City of Carlsbad v. Shah, 2009 US Dist. 96890 (SD Cal 2009)
Plaintiffs announced the name “The Crossings at Carlsbad” for a new community golf course in October 2006. On November 21, 2006, Defendant registered a number of domain names featuring variations on “the Crossings at Carlsbad.” Beginning on November 30, 2006 he filed for several intent to use trademark applications in the name for golf related items and a golf course itself. Plaintiff’s filed for trademarks in the name and associated logo beginning on July 16, 2007. Plaintiffs filed a partial motion for summary judgment for a declaratory judgment regarding trademark rights. The court granted the motion for summary judgment and authorized the USPTO to register Plaintiffs’ pending applications and deny registration of Defendant’s applications.

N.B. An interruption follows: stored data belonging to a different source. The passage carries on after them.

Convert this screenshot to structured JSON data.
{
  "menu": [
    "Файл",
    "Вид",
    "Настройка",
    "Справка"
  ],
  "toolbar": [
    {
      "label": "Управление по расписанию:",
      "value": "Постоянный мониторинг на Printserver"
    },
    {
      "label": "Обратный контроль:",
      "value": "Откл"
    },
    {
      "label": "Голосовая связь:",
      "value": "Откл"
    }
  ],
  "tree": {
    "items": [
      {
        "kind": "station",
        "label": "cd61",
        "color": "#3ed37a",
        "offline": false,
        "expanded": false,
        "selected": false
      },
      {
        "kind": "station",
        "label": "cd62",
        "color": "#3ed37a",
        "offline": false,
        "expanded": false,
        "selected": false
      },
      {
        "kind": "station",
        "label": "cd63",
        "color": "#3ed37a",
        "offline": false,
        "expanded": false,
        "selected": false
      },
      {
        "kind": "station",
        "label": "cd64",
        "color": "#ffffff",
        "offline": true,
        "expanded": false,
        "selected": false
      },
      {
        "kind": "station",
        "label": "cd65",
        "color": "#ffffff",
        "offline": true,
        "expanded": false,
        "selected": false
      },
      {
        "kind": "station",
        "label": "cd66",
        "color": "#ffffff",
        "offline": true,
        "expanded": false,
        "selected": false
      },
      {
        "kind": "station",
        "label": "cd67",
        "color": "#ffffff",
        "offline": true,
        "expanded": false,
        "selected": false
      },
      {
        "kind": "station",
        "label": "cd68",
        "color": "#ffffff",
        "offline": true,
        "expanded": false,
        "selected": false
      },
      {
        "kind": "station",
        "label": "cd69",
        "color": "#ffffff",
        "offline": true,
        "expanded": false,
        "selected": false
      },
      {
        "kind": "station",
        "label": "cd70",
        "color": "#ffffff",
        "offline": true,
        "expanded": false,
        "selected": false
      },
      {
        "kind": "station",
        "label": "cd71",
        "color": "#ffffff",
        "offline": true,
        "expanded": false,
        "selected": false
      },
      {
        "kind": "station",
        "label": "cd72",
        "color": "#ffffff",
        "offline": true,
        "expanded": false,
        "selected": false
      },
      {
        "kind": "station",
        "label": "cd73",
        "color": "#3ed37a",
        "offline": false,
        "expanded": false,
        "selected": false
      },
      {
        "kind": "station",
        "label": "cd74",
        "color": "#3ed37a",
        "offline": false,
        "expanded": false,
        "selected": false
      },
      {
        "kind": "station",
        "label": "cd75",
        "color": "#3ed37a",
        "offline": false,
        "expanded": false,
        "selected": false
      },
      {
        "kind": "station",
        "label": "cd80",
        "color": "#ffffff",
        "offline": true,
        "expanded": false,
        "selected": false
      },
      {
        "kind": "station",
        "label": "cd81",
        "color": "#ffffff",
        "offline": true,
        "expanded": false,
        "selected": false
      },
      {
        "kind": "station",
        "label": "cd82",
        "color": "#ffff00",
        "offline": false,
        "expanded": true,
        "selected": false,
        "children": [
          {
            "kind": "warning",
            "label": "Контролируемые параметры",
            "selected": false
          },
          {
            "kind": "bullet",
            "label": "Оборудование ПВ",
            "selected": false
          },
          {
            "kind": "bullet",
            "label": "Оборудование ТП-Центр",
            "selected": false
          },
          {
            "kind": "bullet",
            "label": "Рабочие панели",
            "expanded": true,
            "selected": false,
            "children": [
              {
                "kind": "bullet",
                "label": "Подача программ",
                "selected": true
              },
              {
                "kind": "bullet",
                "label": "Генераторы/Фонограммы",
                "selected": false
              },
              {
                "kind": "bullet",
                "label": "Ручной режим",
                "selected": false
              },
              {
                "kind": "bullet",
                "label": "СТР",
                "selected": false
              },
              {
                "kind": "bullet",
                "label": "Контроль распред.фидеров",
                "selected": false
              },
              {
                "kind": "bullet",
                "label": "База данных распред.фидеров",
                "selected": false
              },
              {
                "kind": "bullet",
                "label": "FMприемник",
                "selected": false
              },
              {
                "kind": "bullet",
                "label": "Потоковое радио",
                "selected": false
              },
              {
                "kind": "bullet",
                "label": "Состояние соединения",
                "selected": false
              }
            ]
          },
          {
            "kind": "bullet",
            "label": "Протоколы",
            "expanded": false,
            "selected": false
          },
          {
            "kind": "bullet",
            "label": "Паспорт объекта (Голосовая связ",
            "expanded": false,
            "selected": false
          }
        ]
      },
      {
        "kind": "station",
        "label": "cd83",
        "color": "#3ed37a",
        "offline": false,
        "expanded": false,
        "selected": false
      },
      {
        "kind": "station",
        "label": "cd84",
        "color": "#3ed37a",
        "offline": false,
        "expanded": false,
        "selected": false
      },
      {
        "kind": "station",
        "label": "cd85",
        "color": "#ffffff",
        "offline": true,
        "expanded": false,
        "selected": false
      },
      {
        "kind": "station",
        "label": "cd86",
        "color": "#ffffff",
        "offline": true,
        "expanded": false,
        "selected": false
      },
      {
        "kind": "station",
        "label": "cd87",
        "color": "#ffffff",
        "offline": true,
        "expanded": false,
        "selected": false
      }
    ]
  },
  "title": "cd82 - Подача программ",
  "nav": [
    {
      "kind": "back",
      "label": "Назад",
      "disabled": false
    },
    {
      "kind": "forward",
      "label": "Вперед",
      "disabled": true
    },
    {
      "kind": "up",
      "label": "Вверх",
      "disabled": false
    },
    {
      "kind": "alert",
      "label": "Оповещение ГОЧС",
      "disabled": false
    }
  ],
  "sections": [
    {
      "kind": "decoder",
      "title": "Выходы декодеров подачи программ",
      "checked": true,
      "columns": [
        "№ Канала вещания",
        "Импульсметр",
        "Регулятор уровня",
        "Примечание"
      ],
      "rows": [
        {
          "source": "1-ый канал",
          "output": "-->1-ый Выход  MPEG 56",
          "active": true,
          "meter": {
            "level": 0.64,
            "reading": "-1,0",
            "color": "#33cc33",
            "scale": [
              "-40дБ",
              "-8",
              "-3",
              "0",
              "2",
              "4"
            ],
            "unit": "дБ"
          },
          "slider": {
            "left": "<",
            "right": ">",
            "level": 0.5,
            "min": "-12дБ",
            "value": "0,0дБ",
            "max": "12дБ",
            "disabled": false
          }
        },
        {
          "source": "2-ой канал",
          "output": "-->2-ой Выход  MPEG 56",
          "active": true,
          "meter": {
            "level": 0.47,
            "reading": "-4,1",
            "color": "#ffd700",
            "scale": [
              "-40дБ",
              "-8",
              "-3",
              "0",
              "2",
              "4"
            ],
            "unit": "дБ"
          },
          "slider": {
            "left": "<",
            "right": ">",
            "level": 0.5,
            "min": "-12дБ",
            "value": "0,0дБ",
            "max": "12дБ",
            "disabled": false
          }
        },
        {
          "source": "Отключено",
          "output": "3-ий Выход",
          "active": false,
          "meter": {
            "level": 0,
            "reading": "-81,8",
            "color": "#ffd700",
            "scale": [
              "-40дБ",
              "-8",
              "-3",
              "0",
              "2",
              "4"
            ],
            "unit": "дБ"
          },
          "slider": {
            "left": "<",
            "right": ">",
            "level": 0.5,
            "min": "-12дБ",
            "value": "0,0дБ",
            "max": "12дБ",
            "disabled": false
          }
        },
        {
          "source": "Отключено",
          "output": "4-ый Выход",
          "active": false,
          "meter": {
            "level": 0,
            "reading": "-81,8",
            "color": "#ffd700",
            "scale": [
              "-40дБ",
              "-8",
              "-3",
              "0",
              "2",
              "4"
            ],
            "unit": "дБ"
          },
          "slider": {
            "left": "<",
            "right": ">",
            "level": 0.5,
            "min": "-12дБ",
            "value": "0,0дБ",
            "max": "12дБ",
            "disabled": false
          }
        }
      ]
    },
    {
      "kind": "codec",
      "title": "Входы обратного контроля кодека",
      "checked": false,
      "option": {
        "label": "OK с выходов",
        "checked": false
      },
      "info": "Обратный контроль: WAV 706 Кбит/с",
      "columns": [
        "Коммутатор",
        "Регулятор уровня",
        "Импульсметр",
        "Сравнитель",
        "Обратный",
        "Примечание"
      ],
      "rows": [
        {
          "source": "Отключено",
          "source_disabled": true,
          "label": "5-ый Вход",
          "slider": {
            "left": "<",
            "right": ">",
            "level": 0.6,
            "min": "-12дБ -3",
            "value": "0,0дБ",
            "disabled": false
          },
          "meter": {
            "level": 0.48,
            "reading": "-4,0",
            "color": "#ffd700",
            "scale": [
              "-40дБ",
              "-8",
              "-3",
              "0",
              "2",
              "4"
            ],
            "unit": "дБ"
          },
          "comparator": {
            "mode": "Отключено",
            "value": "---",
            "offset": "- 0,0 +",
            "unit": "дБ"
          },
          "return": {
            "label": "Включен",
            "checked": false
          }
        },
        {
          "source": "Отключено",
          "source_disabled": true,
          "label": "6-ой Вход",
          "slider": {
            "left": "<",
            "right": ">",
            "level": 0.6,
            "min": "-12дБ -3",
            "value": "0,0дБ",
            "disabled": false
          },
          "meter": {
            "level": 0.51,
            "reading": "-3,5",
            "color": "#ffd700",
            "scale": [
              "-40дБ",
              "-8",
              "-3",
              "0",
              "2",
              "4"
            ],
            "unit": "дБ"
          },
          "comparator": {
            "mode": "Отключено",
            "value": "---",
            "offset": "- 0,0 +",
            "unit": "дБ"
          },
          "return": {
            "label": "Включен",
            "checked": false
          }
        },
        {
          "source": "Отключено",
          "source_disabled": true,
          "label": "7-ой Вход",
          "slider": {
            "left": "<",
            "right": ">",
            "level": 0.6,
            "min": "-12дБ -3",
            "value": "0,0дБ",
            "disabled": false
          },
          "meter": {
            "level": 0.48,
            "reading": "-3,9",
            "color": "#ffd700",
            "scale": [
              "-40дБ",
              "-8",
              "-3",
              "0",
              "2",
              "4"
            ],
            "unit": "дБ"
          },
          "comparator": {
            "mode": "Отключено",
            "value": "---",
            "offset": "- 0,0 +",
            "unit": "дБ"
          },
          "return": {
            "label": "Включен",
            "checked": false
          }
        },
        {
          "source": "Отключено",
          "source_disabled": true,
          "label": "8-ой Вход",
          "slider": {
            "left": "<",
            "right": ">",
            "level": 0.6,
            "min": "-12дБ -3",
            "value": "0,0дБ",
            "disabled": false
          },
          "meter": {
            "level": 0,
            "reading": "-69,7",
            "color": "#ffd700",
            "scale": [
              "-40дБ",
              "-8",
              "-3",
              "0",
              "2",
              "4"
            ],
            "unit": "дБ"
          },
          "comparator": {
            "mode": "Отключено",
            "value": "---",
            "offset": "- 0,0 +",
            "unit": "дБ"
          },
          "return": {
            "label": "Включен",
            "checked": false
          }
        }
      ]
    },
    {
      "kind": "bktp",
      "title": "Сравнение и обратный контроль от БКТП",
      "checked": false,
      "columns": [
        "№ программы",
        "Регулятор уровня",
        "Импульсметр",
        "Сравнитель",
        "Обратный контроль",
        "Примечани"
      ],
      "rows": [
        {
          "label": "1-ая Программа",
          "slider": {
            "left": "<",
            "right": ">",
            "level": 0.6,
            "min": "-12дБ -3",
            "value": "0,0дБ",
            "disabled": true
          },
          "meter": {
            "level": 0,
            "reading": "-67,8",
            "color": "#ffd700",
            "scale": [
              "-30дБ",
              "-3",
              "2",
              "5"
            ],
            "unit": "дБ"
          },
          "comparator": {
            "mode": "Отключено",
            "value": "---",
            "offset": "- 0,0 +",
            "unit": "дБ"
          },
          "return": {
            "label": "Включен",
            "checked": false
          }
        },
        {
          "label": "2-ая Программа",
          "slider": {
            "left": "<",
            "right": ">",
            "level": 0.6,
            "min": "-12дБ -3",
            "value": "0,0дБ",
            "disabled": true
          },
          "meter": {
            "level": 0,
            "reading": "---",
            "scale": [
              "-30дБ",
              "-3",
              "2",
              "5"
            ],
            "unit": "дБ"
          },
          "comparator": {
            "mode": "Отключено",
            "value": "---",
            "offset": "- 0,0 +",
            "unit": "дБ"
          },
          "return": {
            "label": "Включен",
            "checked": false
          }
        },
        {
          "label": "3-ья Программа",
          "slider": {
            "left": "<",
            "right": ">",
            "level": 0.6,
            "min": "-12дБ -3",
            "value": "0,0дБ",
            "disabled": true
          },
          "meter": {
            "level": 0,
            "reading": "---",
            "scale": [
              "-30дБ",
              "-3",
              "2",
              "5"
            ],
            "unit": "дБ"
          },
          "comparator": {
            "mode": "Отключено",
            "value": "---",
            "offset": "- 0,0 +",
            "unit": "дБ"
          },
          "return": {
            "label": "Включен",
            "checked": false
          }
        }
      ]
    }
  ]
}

An intent to use application requires a good faith intent to actually use the mark. Because it is an objective test, it requires actual documentary evidence of intent contemperaneous with filing the application or a reasonable explanation as to why the evidence doesn’t exist. While motion for summary judgment is typically unsuited to determining the factual question of intent, it was appropriate in this case because the defendant did not provide any documentary evidence after ample opportunity to present it, and did not have any explanation as to why no documentary evidence existed.